Innovative Analysis for Reducing Data Using a Tracking Methodology
Is Version Of
Every year the National Highway Traffic Safety Administration (NHTSA) publishes its finding of crash statistics and, in the latest data from 2010, speeding was a factor in 31% of the traffic fatalities in 2010(NHTSA Speeding, 2010). As a surrogate for speed safety, reductions in speeds statistics are used to determine whether treatments are effective at improving safety. The issue with this type of analysis is that the treatments are directed toward a specific user and by using all vehicles data, some vehicles not affected by the treatment are included in the analysis.
To mitigate these vehicles, tracking may be used to reduce the data collected to only the affected vehicles. This provides more accurate and precise data when evaluating the effectiveness of the treatment. Limited research has been completed for tracking, because of this it is unknown whether reducing the data will provide any statistical difference as well as indicators for when tracking should be used. The objective of this thesis is to determine difference using a standard method and tracking method as well as provide indicators of when tracking should be used. In addition, a speed reduction method will be analyzed as well to determine a separate safety surrogate measure.

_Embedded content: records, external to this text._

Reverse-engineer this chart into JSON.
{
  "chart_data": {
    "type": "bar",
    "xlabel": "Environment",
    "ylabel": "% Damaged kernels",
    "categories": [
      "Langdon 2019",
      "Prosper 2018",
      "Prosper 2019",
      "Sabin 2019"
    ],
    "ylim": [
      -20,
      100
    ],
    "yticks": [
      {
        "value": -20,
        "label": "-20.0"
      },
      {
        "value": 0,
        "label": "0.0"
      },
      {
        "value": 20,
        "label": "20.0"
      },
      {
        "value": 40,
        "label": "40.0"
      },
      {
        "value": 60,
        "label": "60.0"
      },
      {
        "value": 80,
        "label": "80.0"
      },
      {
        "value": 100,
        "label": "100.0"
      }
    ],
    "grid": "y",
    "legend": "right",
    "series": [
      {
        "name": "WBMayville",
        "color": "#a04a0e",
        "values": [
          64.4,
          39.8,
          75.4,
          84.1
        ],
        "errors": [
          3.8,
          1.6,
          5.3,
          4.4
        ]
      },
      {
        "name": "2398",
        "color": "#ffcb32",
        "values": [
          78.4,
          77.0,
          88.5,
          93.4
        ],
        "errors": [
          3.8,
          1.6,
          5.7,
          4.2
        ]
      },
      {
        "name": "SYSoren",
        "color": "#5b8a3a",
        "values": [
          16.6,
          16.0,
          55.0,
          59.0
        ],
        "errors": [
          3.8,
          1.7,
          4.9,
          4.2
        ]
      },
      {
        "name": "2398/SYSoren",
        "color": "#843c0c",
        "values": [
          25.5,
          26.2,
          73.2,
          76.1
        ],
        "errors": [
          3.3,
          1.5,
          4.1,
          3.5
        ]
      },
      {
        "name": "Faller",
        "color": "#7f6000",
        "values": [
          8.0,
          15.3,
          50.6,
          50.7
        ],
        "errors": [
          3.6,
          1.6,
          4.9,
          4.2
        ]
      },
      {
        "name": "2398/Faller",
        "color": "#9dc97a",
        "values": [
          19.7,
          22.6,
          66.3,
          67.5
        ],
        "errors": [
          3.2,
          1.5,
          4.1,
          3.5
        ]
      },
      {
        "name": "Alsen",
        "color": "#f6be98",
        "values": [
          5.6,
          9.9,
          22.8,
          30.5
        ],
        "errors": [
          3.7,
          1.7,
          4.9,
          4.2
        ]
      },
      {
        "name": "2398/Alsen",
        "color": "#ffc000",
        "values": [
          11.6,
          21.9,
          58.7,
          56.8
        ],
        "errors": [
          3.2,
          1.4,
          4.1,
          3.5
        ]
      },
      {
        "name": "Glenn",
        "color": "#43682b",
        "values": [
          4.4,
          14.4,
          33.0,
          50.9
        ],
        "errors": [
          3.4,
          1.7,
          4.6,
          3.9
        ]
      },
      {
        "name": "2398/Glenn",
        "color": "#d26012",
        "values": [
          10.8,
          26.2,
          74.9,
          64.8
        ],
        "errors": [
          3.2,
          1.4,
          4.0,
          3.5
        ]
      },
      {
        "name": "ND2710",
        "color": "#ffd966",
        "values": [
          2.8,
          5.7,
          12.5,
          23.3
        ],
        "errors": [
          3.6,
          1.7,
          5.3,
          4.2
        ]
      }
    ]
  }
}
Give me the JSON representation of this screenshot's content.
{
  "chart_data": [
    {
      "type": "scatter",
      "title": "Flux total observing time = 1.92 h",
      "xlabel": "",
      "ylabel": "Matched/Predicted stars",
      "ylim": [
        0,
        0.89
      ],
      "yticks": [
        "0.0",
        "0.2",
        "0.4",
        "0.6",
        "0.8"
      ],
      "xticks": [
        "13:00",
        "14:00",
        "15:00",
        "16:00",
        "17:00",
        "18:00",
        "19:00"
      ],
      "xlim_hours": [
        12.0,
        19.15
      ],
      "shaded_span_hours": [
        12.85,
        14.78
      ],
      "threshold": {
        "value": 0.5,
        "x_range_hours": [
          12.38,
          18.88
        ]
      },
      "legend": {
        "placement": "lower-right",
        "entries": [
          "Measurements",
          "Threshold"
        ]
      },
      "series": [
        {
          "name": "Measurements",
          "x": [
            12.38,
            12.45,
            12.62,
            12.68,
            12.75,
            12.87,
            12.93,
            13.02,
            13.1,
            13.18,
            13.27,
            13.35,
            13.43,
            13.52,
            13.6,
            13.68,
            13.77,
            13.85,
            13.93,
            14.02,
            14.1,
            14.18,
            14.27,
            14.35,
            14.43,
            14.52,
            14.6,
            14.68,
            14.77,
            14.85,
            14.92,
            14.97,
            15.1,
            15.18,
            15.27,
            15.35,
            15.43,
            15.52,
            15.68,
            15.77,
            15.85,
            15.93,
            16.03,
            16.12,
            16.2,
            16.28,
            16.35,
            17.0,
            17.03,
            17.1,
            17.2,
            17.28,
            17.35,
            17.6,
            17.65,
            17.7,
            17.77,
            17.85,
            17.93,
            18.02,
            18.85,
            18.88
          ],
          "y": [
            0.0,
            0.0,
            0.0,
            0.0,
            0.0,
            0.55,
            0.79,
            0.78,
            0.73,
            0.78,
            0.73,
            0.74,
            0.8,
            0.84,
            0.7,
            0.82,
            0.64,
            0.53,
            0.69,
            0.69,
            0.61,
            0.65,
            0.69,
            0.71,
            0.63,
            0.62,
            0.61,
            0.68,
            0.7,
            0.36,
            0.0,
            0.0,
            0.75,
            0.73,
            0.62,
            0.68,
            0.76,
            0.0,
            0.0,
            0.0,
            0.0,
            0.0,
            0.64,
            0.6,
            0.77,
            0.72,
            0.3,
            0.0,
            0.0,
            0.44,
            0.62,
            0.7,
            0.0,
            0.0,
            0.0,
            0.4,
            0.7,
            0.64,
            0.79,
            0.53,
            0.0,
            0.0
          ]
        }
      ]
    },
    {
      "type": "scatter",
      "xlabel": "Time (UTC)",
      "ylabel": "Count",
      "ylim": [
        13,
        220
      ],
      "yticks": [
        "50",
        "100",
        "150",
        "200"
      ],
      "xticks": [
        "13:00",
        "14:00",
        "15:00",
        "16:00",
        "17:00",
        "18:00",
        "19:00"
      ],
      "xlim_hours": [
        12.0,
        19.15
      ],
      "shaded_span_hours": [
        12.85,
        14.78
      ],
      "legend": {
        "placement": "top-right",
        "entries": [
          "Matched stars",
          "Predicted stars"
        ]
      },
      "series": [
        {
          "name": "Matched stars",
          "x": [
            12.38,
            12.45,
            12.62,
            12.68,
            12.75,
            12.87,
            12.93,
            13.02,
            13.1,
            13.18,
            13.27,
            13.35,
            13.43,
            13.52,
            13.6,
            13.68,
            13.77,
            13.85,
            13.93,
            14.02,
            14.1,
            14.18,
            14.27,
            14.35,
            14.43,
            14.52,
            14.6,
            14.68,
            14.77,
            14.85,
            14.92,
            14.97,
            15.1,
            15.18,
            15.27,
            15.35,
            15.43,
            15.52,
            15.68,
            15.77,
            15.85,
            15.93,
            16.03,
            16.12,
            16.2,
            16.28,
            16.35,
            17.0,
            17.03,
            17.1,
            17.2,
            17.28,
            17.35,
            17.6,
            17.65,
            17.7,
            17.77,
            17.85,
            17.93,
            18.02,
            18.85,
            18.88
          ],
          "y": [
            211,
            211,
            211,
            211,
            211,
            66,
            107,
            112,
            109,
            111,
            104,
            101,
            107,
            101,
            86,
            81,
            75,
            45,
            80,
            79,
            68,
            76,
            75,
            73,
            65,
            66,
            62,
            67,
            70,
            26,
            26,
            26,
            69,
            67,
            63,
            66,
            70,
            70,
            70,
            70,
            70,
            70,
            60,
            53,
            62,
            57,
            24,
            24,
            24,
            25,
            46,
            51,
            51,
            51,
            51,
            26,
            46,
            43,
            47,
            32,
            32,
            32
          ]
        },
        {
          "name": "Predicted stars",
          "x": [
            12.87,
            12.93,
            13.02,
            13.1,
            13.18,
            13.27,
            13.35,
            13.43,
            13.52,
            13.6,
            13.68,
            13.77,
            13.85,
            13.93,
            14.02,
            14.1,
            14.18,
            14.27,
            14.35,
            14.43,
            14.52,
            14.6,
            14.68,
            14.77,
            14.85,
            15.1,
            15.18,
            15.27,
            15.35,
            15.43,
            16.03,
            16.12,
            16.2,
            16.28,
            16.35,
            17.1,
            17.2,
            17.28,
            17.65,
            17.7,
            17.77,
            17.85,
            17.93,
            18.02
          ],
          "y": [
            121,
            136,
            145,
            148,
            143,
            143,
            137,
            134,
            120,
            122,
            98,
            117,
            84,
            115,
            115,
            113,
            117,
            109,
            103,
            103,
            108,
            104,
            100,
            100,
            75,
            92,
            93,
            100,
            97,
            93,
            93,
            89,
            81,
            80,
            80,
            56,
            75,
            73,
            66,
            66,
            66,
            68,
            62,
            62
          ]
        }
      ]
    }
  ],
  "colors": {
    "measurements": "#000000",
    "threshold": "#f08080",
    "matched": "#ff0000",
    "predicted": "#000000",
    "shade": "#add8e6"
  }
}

Using two current research projects for the analysis, traffic calming and curve safety, the standard method and tracking method were compared. The results showed that the standard method both under- and over-estimated the effectiveness of the treatments depending on the site location. After reviewing the data the access points around the treatment provided an indicator for when the speed statistics were statistically different using the tracking method. This was expected because of turning movements created by such points that affect the vehicles speeds. Upstream speeds were the other indicator found that had an effect on the data. In this situation it affected the speed reduction statistics that were calculated with tracking vehicles. These statistics provided a detailed view of where vehicles speeds were being reduced that would not be capable with the standard method. Overall, the objectives of the thesis were met by showing that tracking vehicles does have an effect on speed statistics. Indicators were found but further research must be completed to determine other possible indicators as well as other possible ways to reduce data.